Influence from the Future

TL;DR

This paper explores the idea that influences from the future and non-local effects could explain fundamental constants and particle masses, predicting specific values for the Higgs boson and top quark under certain assumptions.

Contribution

It introduces a model where future influences and mild non-locality determine constants of nature, leading to specific predictions for particle masses and coupling constants.

Findings

Predicted Higgs boson mass: 149 +/- 26 GeV

Predicted top quark mass: 173 +/- 5 GeV

Successfully predicted Standard Model coupling constants

Abstract

We argue that some of the parameters in the laws of Nature would be well understood, under the assumption that there is an influence from the future as well as from the past, in the sense that the principle of locality is not valid at the fundamental level. However, locality is supposed to be broken only in the mild way that all the non-local influence comes from integrals over the whole of space-time and acts at all moments and all places with the same effect. Thus the observable effects of the lack of locality can only be seen in the constants of Nature. Our cleanest prediction is the Higgs boson mass being 149 +/- 26 GeV, which in addition assumes that the pure Standard Model is valid until the Planck scale.

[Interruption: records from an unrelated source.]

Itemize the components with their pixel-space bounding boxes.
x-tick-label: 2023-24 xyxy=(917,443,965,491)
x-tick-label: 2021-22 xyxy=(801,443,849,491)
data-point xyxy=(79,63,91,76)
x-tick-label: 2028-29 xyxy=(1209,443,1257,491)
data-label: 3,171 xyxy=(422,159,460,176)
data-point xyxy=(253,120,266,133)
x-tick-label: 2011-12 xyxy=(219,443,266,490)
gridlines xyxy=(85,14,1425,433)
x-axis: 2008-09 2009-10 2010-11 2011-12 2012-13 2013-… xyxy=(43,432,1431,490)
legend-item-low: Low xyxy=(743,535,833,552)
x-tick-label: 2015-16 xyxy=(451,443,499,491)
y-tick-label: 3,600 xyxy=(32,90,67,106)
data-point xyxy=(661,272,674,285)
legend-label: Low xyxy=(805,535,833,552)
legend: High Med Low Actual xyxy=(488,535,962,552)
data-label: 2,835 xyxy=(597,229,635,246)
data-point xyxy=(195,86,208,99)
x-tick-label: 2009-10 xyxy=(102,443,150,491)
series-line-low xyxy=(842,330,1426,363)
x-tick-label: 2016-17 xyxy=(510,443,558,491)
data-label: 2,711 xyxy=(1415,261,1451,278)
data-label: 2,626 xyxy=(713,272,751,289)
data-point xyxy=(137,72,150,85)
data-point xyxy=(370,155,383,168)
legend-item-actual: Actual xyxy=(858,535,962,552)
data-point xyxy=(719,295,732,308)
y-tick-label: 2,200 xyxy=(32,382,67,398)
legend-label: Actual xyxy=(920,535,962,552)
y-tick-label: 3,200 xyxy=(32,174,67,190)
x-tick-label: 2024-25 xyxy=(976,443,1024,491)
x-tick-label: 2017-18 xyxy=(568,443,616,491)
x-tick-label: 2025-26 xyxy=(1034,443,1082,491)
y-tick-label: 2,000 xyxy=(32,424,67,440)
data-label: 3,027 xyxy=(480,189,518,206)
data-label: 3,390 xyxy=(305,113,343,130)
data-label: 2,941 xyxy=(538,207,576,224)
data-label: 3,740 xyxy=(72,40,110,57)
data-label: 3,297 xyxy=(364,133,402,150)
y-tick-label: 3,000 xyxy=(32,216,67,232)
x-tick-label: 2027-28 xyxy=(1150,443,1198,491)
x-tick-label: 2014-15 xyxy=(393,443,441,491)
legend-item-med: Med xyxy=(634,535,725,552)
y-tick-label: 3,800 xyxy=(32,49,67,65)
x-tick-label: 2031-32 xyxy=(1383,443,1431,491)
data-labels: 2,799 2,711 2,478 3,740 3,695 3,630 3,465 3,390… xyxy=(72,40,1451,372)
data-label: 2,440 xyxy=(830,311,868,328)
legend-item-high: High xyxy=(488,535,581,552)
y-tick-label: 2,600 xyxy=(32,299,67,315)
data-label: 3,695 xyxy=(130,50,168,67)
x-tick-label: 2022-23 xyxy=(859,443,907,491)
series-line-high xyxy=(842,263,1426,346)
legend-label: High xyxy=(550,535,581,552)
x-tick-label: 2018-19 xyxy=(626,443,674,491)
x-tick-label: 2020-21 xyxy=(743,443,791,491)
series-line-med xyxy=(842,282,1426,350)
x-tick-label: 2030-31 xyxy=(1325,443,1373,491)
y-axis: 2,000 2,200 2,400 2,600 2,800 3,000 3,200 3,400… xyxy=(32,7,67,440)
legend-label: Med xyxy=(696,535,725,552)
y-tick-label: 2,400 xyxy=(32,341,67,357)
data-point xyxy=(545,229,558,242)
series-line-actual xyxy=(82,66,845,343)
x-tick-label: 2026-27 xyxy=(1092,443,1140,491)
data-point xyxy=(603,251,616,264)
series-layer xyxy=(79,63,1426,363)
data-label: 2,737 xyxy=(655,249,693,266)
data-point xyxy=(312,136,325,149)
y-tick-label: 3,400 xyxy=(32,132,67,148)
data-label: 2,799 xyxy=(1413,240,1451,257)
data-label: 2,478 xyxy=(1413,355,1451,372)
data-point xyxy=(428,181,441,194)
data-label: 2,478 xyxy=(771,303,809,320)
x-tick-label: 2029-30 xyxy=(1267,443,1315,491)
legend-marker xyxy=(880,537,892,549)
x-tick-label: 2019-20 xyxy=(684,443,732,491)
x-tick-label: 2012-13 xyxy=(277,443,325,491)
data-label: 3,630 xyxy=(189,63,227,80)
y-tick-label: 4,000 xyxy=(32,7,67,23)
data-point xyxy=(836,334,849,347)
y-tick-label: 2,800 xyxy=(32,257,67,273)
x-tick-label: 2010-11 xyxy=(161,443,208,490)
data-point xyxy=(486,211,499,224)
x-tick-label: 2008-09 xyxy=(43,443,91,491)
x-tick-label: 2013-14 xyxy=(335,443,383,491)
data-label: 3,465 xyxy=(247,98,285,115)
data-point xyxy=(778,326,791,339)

Adding the assumption that the two vacuum states needed in our model come about naturally requires a strong first order transition between them; together with the assumption of the Planck units being fundamental, this leads us to also predict the top quark mass as 173 +/- 5 GeV, and a more precise value of the Higgs boson mass as 135 +/- 9 GeV. With the assumption of the anti-grand unified group SMG x SMG x SMG (three copies of the Standard Model gauge group, one for each generation), it is also possible to successfully predict the three fine structure constants in the Standard Model. We also discuss the extension of the SMG x SMG x SMG group by an extra abelian factor U(1)_f and the fermion mass matrices in this model. Other vacua than the present one might appear in the future due to human activity. The breaking of locality is really of the same mild character as suggested by baby universe theory, so the present work may be considered as a development of baby universe theory.